My sons, Jake, age 15, Ben, age 12, and I were helping out for a while at my sister Mary and Ray’s home. The hat had arrived in the mail, and Ray was dashing in his new chapeau. But it didn’t work as his daughter had planned. Sucking the liquids out of the cans was too difficult in his advanced state, and once the contents did begin to flow, he could not stop it. Undaunted by these setbacks, my two sons and Ray put their heads together to devise a plan to create a useable beer hat.

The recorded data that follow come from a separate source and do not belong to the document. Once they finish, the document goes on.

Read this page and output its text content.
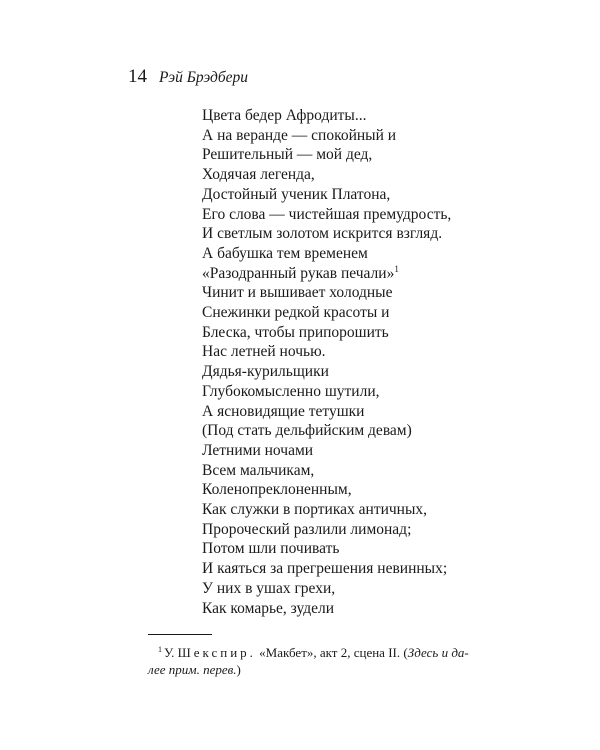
14 Рэй Брэдбери
Цвета бедер Афродиты...
А на веранде — спокойный и
Решительный — мой дед,
Ходячая легенда,
Достойный ученик Платона,
Его слова — чистейшая премудрость,
И светлым золотом искрится взгляд.
А бабушка тем временем
«Разодранный рукав печали»$^1$
Чинит и вышивает холодные
Снежинки редкой красоты и
Блеска, чтобы припорошить
Нас летней ночью.
Дядья-курильщики
Глубокомысленно шутили,
А ясновидящие тетушки
(Под стать дельфийским девам)
Летними ночами
Всем мальчикам,
Коленопреклоненным,
Как служки в портиках античных,
Пророческий разлили лимонад;
Потом шли почивать
И каяться за прегрешения невинных;
У них в ушах грехи,
Как комарье, зудели
$^1$ У. Шекспир. «Макбет», акт 2, сцена II. (Здесь и да-
лее прим. перев.)
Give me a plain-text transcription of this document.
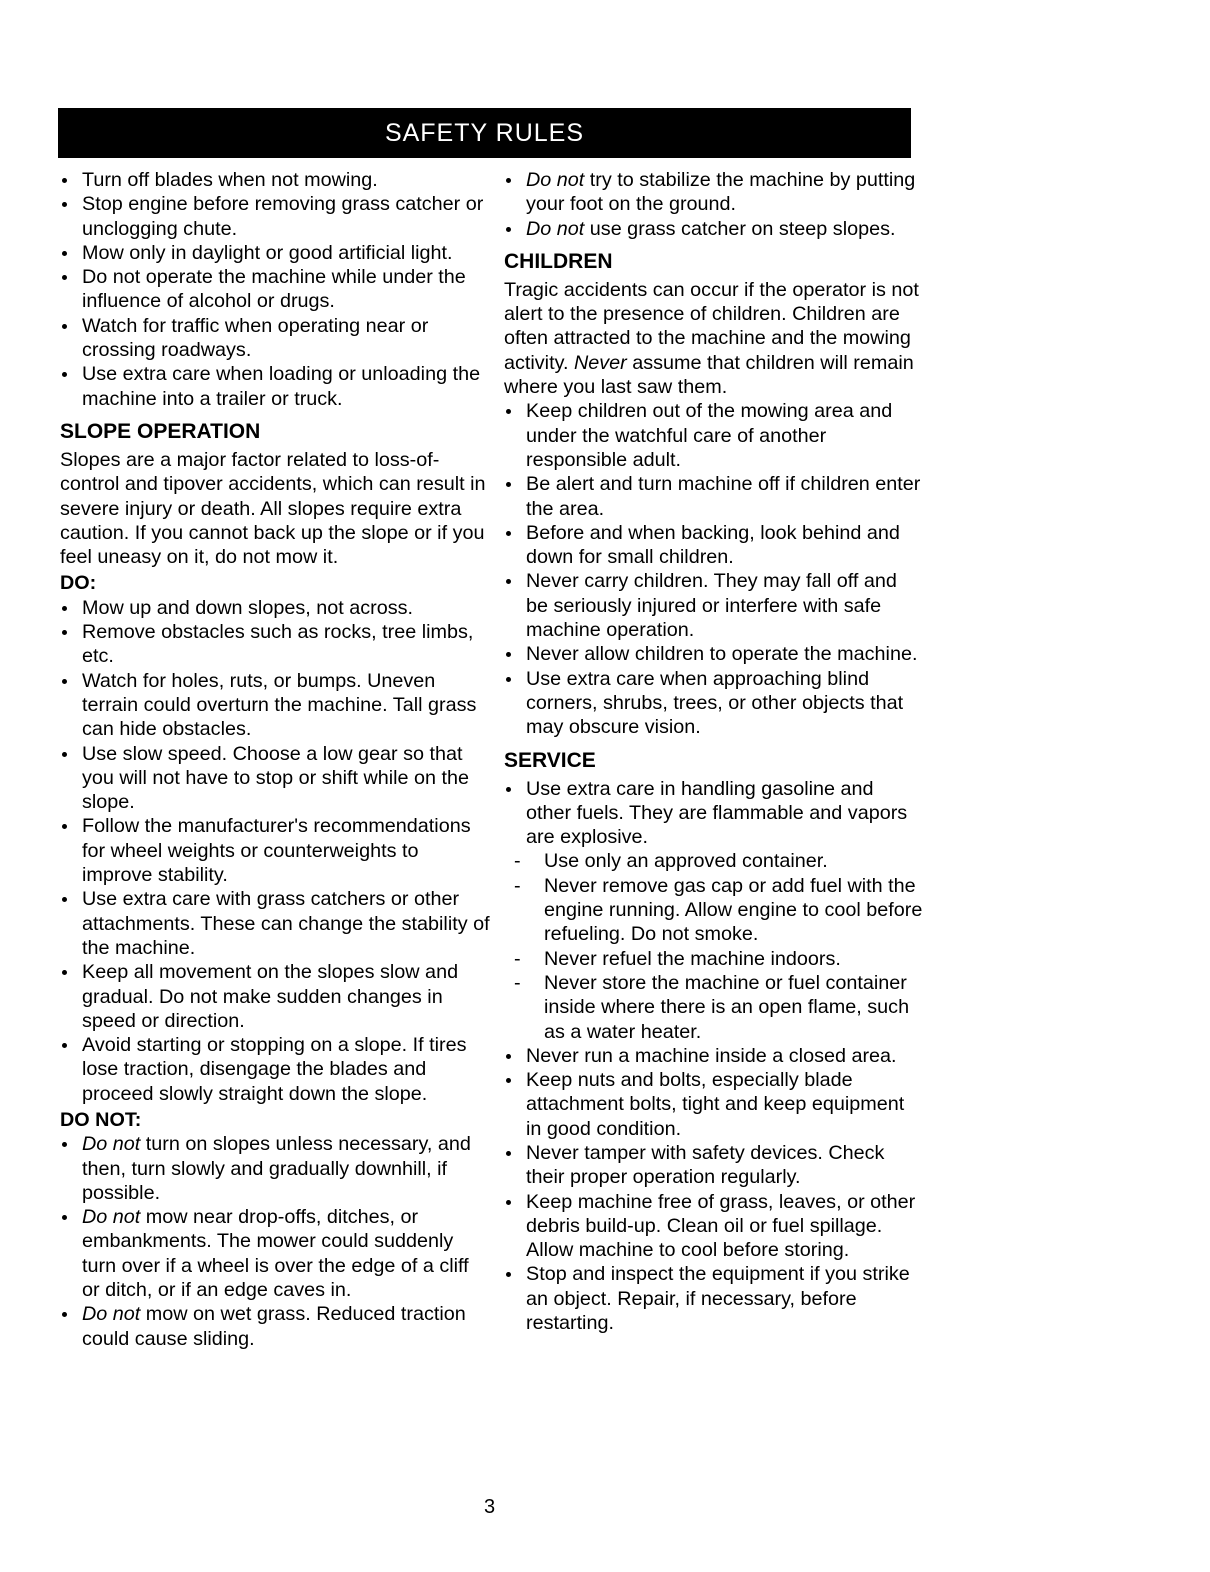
SAFETY RULES
Turn off blades when not mowing.
Stop engine before removing grass catcher or unclogging chute.
Mow only in daylight or good artificial light.
Do not operate the machine while under the influence of alcohol or drugs.
Watch for traffic when operating near or crossing roadways.
Use extra care when loading or unloading the machine into a trailer or truck.
SLOPE OPERATION

Slopes are a major factor related to loss-of-control and tipover accidents, which can result in severe injury or death. All slopes require extra caution. If you cannot back up the slope or if you feel uneasy on it, do not mow it.

DO:
Mow up and down slopes, not across.
Remove obstacles such as rocks, tree limbs, etc.
Watch for holes, ruts, or bumps. Uneven terrain could overturn the machine. Tall grass can hide obstacles.
Use slow speed. Choose a low gear so that you will not have to stop or shift while on the slope.
Follow the manufacturer's recommendations for wheel weights or counterweights to improve stability.
Use extra care with grass catchers or other attachments. These can change the stability of the machine.
Keep all movement on the slopes slow and gradual. Do not make sudden changes in speed or direction.
Avoid starting or stopping on a slope. If tires lose traction, disengage the blades and proceed slowly straight down the slope.
DO NOT:
Do not turn on slopes unless necessary, and then, turn slowly and gradually downhill, if possible.
Do not mow near drop-offs, ditches, or embankments. The mower could suddenly turn over if a wheel is over the edge of a cliff or ditch, or if an edge caves in.
Do not mow on wet grass. Reduced traction could cause sliding.
Do not try to stabilize the machine by putting your foot on the ground.
Do not use grass catcher on steep slopes.
CHILDREN

Tragic accidents can occur if the operator is not alert to the presence of children. Children are often attracted to the machine and the mowing activity. Never assume that children will remain where you last saw them.

Keep children out of the mowing area and under the watchful care of another responsible adult.
Be alert and turn machine off if children enter the area.
Before and when backing, look behind and down for small children.
Never carry children. They may fall off and be seriously injured or interfere with safe machine operation.
Never allow children to operate the machine.
Use extra care when approaching blind corners, shrubs, trees, or other objects that may obscure vision.
SERVICE
Use extra care in handling gasoline and other fuels. They are flammable and vapors are explosive.
- Use only an approved container.
- Never remove gas cap or add fuel with the engine running. Allow engine to cool before refueling. Do not smoke.
- Never refuel the machine indoors.
- Never store the machine or fuel container inside where there is an open flame, such as a water heater.
Never run a machine inside a closed area.
Keep nuts and bolts, especially blade attachment bolts, tight and keep equipment in good condition.
Never tamper with safety devices. Check their proper operation regularly.
Keep machine free of grass, leaves, or other debris build-up. Clean oil or fuel spillage. Allow machine to cool before storing.
Stop and inspect the equipment if you strike an object. Repair, if necessary, before restarting.
3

Ray loved a challenge. His creative mind combined with the boys’ farm-savvy, machine-repair knowledge and soon the teens were on bikes heading to parts stores in search of one-way valves. It was with heavy hearts that none could be found in the tiny mountain town in which they lived.

Undaunted, Ray “rallied the pack” into a new effort. Searching online through the maze of computer-accessed stores, they were able to locate a special valve that had possibilities. The order was placed with express shipping guaranteed, and the package arrived two days later.

Ray was quickly wheeled outside onto a shady part of the lawn. It was getting warm out, and we had all learned from past experiments that this reinventing of the beer hat could be very wet. Being a great fan of soda, Ray’s hat soon sported a can on each side. A tube was inserted into each of them, and then the two tubes were joined, making a type of long, looping straw. The plan was to place a oneway valve somewhere on the straw part so the liquid would flow only when sucked on, and what was in the straw would remain there until it was sipped again. It was easy in theory, but…

There’s something about fizzy soda on a hot day, guys needing a break from the seriousness of impending death, and a crazy idea that can create some of the best times of life. My sister and I vanished inside, handing out extra cans of soda as needed, and soaking in the laughter that erupted every few minutes as Ray, Jake, and Ben got doused with sticky soda as each attempt to make it work required another alteration—and another can of soda.

I knew Ray was getting too much sun, but Mary restrained me from interfering. This was their last chance to laugh together. This was the memory that would carry Ray through those next weeks, and the boys for the rest of their lives. Uncle Ray could not do anything but sip on a straw while his two fellow accomplices cut and pieced, fitted and refitted, soaking him and themselves, until “Uncle Ray’s Famous Soda Hat” finally worked!

Yes, indeed, there is much that you can learn about a person by the hat he wears. Ray’s hat spoke of patience, kindness and a love that went deeper than an ocean full of soda. When he passed to his new life a month later, he still had a bit of a sunburn. For him, it was a treasured reminder of a sunny day filled with laughter and two of the people he loved: my sons.